カナロコ by 神奈川新聞 9/28(水) 10:03配信

 空き家問題で厚木市はこのほど、市内で初めて実施した実態調査の報告書をまとめた。総数は755戸で空き家率は1・56%。市内のほぼ全域に存在していることが分かった。市では実態に合わせた実効性のある施策を検討、計画案を10月に示して市民意見を募集、年度内に策定する予定。

 実態調査は市内の現状を把握する目的で5~6月、水道使用が1年以上ないなどの一戸建て住宅3483戸を対象に実施、755戸の空き家を確認した。15の公民館区別では、南毛利113戸、荻野104戸、依知北76戸の順で多い。

 空き家率は平均で1・56%。南毛利南(2・51%)、睦合西(2・29%)、厚木南(2・23%)、厚木北(1・92%)、相川(1・86%)などの地区が高い。都市計画区域上の分布では、市街化調整区域が2・25%で、市街化区域の約1・5倍になっている。

 空き家の状態は4段階で評価。倒壊の危険性があるなど、法律で「特定空き家」に指定されるAランクはなかったが、Bの「管理不全」が205戸、Cの「経過観察」が359戸だった。

 築年数は40~50年が366戸と、全体の半数を占めている。1981年以前の旧耐震基準で建設された物件は575戸で約76%に上り、再活用に際しては耐震改修が必要になる。

 空き家の所有者は63%が市内居住で、県外の遠方者は15%にとどまり、当初の予測より少なかった。年齢別では54%が60歳以上で、高齢化が進めば管理不全の増加が見込まれる、と分析している。

 また、市は6~8月に所有者587人に対してアンケートも実施(回答率47%)。空き家を取得した経緯は、「相続」が43%と最も多かった。住まなくなった理由は「転居」が51%、「死亡」は17%。その期間は「1年以上3年未満」が27%で、「10年以上」も22%あった。

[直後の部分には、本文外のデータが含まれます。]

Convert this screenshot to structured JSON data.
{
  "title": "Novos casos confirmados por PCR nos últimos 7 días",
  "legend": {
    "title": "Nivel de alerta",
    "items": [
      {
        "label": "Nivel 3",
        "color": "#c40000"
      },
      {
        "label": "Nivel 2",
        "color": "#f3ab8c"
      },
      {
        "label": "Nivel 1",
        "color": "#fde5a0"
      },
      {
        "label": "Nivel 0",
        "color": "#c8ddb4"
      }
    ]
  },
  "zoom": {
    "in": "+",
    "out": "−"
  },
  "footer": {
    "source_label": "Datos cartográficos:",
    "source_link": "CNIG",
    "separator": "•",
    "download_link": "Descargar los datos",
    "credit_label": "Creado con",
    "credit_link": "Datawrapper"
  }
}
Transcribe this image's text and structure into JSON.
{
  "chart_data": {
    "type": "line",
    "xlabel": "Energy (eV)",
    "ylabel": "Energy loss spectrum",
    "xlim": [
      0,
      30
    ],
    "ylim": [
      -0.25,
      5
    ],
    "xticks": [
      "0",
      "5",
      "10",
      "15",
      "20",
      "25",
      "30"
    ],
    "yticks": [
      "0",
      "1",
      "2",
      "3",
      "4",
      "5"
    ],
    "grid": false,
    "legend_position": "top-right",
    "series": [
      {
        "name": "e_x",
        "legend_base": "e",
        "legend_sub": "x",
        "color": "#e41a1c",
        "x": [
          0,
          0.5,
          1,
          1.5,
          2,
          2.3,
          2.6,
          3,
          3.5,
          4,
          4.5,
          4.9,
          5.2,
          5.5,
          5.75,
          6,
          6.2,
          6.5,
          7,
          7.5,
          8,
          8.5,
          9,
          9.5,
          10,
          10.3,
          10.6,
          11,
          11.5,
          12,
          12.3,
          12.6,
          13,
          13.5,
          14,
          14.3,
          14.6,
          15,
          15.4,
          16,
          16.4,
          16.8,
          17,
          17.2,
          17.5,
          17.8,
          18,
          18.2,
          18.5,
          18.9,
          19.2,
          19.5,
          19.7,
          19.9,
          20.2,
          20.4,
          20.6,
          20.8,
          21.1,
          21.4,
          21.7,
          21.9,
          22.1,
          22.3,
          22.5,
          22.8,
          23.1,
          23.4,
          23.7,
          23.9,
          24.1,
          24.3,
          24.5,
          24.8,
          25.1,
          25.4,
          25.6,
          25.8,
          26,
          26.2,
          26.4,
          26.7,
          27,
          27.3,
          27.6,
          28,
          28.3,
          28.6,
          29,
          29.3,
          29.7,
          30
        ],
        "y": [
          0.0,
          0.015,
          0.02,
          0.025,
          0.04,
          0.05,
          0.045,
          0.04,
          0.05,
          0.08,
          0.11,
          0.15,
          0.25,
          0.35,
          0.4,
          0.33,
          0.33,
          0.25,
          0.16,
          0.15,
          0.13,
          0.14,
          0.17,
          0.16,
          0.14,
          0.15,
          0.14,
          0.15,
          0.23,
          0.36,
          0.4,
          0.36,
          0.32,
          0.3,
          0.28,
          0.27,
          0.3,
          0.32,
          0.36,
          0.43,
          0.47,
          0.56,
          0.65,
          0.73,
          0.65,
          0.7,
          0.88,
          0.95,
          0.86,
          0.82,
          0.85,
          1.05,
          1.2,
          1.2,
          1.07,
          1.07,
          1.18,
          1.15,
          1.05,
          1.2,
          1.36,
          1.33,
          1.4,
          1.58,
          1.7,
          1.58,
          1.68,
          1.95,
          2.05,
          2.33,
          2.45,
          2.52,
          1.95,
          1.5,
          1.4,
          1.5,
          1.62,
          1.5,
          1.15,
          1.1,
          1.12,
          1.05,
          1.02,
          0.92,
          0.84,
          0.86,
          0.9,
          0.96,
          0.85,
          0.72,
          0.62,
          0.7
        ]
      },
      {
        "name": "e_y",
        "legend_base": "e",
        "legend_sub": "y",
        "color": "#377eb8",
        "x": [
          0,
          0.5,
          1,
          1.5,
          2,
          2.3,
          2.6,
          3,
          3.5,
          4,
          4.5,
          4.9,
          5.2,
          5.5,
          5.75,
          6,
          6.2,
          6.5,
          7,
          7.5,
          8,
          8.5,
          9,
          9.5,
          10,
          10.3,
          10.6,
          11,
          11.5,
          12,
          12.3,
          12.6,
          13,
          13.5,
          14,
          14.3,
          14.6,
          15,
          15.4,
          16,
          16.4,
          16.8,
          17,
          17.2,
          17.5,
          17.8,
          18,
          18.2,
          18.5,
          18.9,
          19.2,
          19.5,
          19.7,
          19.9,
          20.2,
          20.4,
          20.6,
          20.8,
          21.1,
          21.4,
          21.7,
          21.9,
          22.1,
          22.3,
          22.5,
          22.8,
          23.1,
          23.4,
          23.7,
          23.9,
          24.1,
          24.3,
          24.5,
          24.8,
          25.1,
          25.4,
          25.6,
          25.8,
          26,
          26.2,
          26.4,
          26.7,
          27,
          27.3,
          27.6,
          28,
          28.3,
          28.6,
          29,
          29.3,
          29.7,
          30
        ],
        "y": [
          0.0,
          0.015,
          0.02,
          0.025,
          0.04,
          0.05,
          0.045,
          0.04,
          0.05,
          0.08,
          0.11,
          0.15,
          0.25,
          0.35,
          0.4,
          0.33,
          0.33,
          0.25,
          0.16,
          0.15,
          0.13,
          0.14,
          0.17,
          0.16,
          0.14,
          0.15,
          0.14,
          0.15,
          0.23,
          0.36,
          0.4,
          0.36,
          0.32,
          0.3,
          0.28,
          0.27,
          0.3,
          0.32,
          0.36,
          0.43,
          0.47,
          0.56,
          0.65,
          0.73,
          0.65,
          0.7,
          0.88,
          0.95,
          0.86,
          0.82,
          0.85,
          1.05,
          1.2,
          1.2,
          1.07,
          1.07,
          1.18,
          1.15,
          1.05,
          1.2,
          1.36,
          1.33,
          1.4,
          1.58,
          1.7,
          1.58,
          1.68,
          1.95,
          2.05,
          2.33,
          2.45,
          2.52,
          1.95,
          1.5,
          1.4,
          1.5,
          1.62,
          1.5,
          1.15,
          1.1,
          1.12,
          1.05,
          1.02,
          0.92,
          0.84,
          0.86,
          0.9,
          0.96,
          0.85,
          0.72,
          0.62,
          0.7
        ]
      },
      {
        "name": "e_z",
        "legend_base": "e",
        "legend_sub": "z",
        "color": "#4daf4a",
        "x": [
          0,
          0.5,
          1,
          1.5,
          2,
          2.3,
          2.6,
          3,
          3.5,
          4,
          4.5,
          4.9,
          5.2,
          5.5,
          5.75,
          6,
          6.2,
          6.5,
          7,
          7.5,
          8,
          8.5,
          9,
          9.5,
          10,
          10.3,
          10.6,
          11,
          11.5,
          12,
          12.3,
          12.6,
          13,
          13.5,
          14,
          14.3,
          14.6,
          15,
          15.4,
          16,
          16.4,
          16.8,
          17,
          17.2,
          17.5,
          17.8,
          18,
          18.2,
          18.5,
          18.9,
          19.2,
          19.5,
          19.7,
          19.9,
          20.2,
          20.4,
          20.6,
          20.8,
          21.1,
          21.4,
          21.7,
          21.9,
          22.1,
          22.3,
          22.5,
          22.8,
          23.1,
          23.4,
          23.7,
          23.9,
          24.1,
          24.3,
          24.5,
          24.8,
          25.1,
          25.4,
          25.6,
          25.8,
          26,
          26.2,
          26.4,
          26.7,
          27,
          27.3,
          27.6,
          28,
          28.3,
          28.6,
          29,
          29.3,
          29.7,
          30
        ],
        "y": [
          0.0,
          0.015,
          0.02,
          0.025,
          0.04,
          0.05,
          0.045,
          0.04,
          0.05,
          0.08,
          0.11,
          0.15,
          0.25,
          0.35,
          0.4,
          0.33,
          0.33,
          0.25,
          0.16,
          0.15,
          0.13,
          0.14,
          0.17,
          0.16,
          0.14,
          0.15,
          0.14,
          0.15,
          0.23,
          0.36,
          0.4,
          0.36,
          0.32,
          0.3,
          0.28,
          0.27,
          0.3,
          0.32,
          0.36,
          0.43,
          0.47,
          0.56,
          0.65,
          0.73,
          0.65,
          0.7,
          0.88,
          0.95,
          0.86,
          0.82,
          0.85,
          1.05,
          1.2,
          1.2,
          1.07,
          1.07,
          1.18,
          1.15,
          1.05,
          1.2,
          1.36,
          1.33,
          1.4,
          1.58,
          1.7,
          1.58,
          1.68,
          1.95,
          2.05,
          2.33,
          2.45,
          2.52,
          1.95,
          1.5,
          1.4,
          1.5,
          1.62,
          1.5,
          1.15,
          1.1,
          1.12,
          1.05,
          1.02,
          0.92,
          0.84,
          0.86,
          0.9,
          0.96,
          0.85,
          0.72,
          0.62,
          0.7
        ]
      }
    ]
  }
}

 今後5年間の利用意向は「売却」21%、「取り壊す」16%、「賃貸」15%など。「空き家のまま」も15%あり、その理由(複数回答)として「物置として必要」「将来使うかもしれない」「特に困っていない」「解体費用を掛けたくない」「取り壊すと固定資産税が高くなる」が上位に挙げられた。

 市住宅課は「通常、主要駅から遠ざかるほど空き家は増える傾向にあるが、実態調査では違った。特定地域に片寄らない本市の特徴は、自動車保有率の高さ(1世帯当たり1・42台)が要因として考えられ、施策に生かしたい」などと説明している。